In Shearman’s case, this manifests with the ending. I recognize that, by convention, The Chimes of Midnight is above reproach, but if we’re being honest… the ending is a bit wibbly. There’s just a bit too much introduced in the last episode. Edward Grove is a magnificent villain in practice, but he gets lost in the rush of things in the episode. The exposition of what’s going on with Edith is a bit late. And the basic idea is just a bit too contrived: the Doctor and Charlie happen to intersect Edith’s life so as to cause a time paradox. The entire premise of the audio relies on a huge coincidence. It’s not so contrived as to not work, but it blunts the impact of the ending ever so slightly. It's still brilliant - better than the five McGann stories on either side of it. But it's not the beacon of holy perfection of its reputation.

Jubilee has flaws in its ending, certainly, but the basic shape of it holds together. Chimes of Midnight doesn’t quite have its overall shape in place. It has a few too many things going on and too many themes. But equally, Jubilee, and by extension Dalek, are both clearly works that follow from this, once Shearman figures out how to set up a social structure and tie it to the basic nature of what Doctor Who is. Much like the Eighth Doctor Adventures almost but don’t quite figure out how to give the Doctor a clean break from Gallifrey, this is almost but not quite figuring out how to do the story that eventually becomes Dalek.

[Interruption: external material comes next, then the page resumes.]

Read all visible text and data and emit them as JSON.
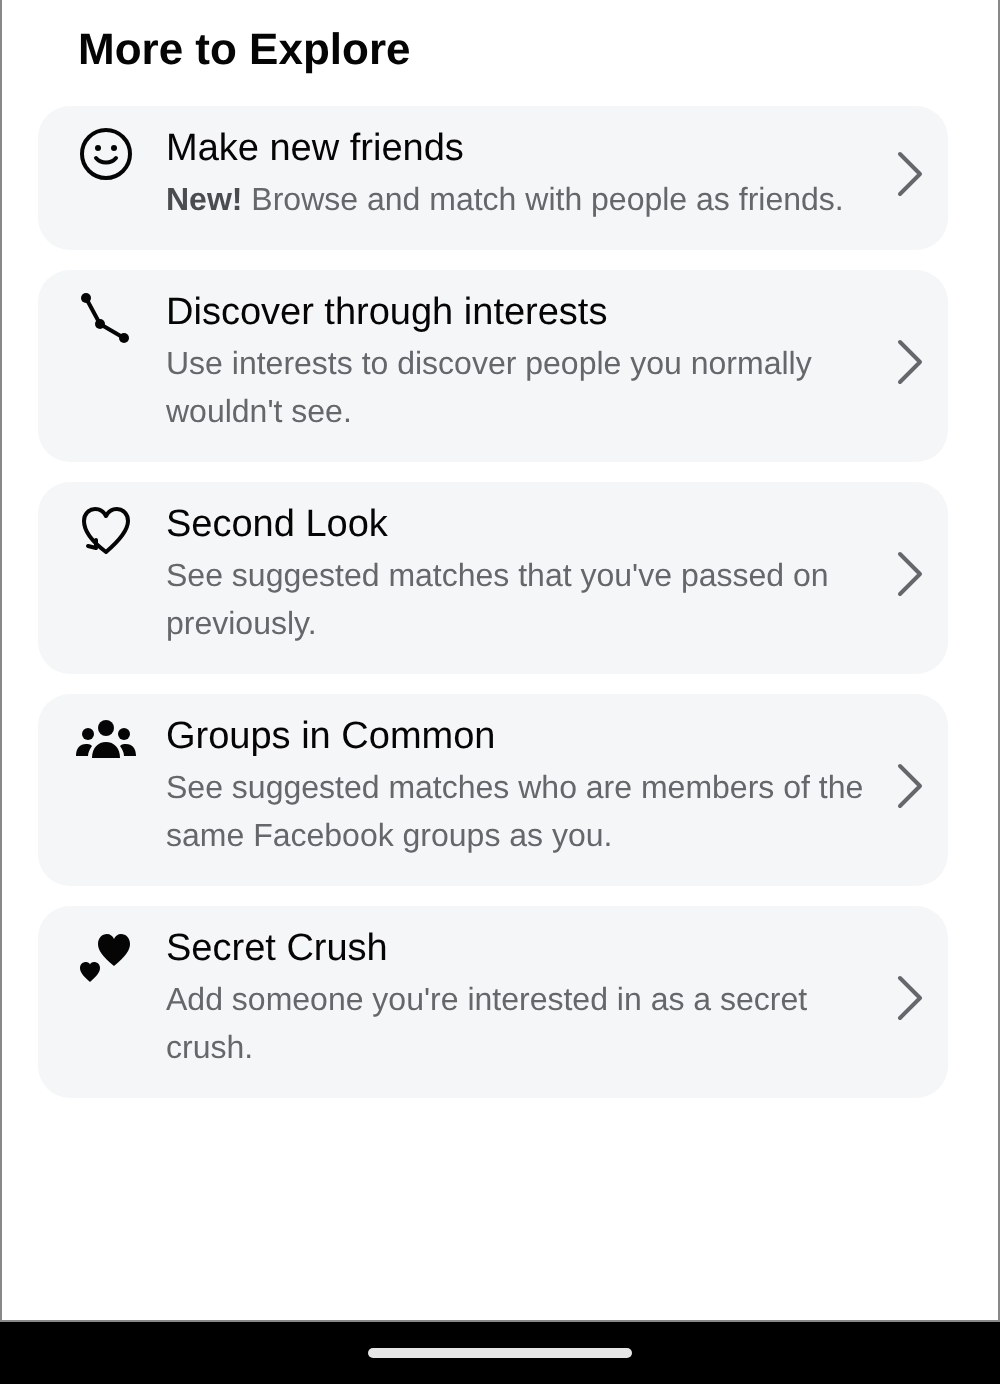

Which is to say that in both of these first two stories, despite their flaws, we can very much see writers who are working in the same way that they will on the television series. Shearman is going to write a story very much like this, only where the confines of the world are some of the formative myths of the series. Gatiss is going to do another nostalgia-trip, but one that’s bound up tightly both in the past of Doctor Who and in the legacy of BBC television. The relationship between the next audio and Father’s Day is less straightforward, but it’s not like Cornell’s preferred themes changed wildly in three years either.

And this comes, we should note, not two years after the Eighth Doctor Adventures made their closest approach to the territory of the television series. And it’s far closer to managing the future than the Eighth Doctor Adventures got. In just a handful of audios Big Finish has gotten their storytelling together to an incredible degree. And more than that, they’ve gotten a sense of variety. And what is particularly compelling about this is that it’s not as though they have a house style. The last time Doctor Who made this sort of decisive jump in its storytelling was the Virgin era, but there was, if we’re being honest, a certain homogeneity across the best of the New Adventures. Big Finish doesn’t have a style.

So what is it that’s advanced Doctor Who for Big Finish? Part of it is their cadre of writers. And part of that is just that this is a particularly good stretch - it’s notable that the back half of McGann’s second “season” has a very different set of writers and a very different tone. Another part of it is simply that the production line approach of Big Finish does spur creativity. While it’s easy to argue that Big Finish puts out too much stuff, a collaborative pressure cooker is often a boon to creativity.

But another part of it - a very big part - is simply the dividends of the “storytelling first” strategy that Big Finish has been pursuing from the start. Having gotten in the habit of telling functional stories they’re in a position to make mad ambition work. The truth is that The Chimes of Midnight has as many rough edges as Father Time or EarthWorld, but it also has a team of people working on it who know how to bring out the good parts and minimize the weak parts. This is what collaborative production lets you do. In this regard, it’s more than just that Big Finish is hiring the same writers that Russell T Davies will. It’s that it’s focusing heavily on the basic task of learning to do collaborative storytelling and production. This obviously isn’t a new invention, nor a new addition to Doctor Who. But in applying it seriously to Doctor Who for the first time in over a decade Big Finish laid genuine groundwork for the series’ return. It’s not, in other words, that Big Finish picked the same writers as Davies. It’s that Davies picked writers from Big Finish.